I don’t understand why I have put it out of the if-else statement:

1/ If the model is not load (case Else: ) then the trainer.add_event_handler(Events.ITERATION_STARTED, lr_scheduler)
is execute
2/ if the model was load, then it should load the lr_scheduler too
to_save = {'trainer': trainer, 'model': model, 'optimizer': optimizer, 'lr_scheduler': lr_scheduler}
and
to_load = {'trainer': trainer, 'model': model, 'optimizer': optimizer, 'lr_scheduler': lr_scheduler}

I don’t understand why I have put it out of the if-else statement:

Because, loading existing checkpoint (model, optimizer, trainer, lr_scheduler) does not setup event handlers as lr scheduler. Yes, Checkpoint.load_objects(to_load=to_load, checkpoint=checkpoint) only setups the states for all those objects.

1 Like

I think what wrong is I should use

trainer.add_event_handler(Events.EPOCH_STARTED, lr_scheduler)

instead of

trainer.add_event_handler(Events.ITERATION_STARTED, lr_scheduler)

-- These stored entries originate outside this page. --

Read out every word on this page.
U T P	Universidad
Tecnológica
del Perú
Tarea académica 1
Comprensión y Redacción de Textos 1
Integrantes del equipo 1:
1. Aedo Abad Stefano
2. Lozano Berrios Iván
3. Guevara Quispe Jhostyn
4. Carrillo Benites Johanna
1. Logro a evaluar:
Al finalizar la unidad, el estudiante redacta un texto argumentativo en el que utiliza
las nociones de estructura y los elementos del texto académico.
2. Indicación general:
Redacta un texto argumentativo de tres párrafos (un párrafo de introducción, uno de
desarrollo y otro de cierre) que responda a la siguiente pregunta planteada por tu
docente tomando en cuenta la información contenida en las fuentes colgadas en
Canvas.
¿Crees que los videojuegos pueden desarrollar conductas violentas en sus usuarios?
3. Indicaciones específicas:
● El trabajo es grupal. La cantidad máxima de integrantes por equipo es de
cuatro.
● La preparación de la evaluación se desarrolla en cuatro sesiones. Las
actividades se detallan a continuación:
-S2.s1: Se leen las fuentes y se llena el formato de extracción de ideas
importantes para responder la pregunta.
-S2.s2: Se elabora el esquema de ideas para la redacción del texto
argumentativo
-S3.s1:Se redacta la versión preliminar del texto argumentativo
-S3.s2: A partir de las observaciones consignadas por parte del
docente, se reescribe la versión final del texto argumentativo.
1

Because in 1 epoch there are so many ITERATION (batch size of 1 for example) that make learning rate drop so fast with my step_size=100

Yes, that’s true that if attached to iterations, then lr scheduler step-like params should be multiplied by epoch lenght.

@ThaiThien Hey thai, I am working on same approach with you. Did you obtain positive results from your try ? Or do you have different suggestion instead ?

My approach above is suppose to be correct. I do check (write log) the learing rate each epoch to make sure it is schedule as expect. (use mlflow or comet.ml for fast log with chart, or just write to file)

For my use-case, actually learning rate scheduler does not help much (something fishy here). Result as same as no scheduler (fixed lr).

So, I don’t use scheduler anymore.

@Sefa_Alp, please make experiment and compare.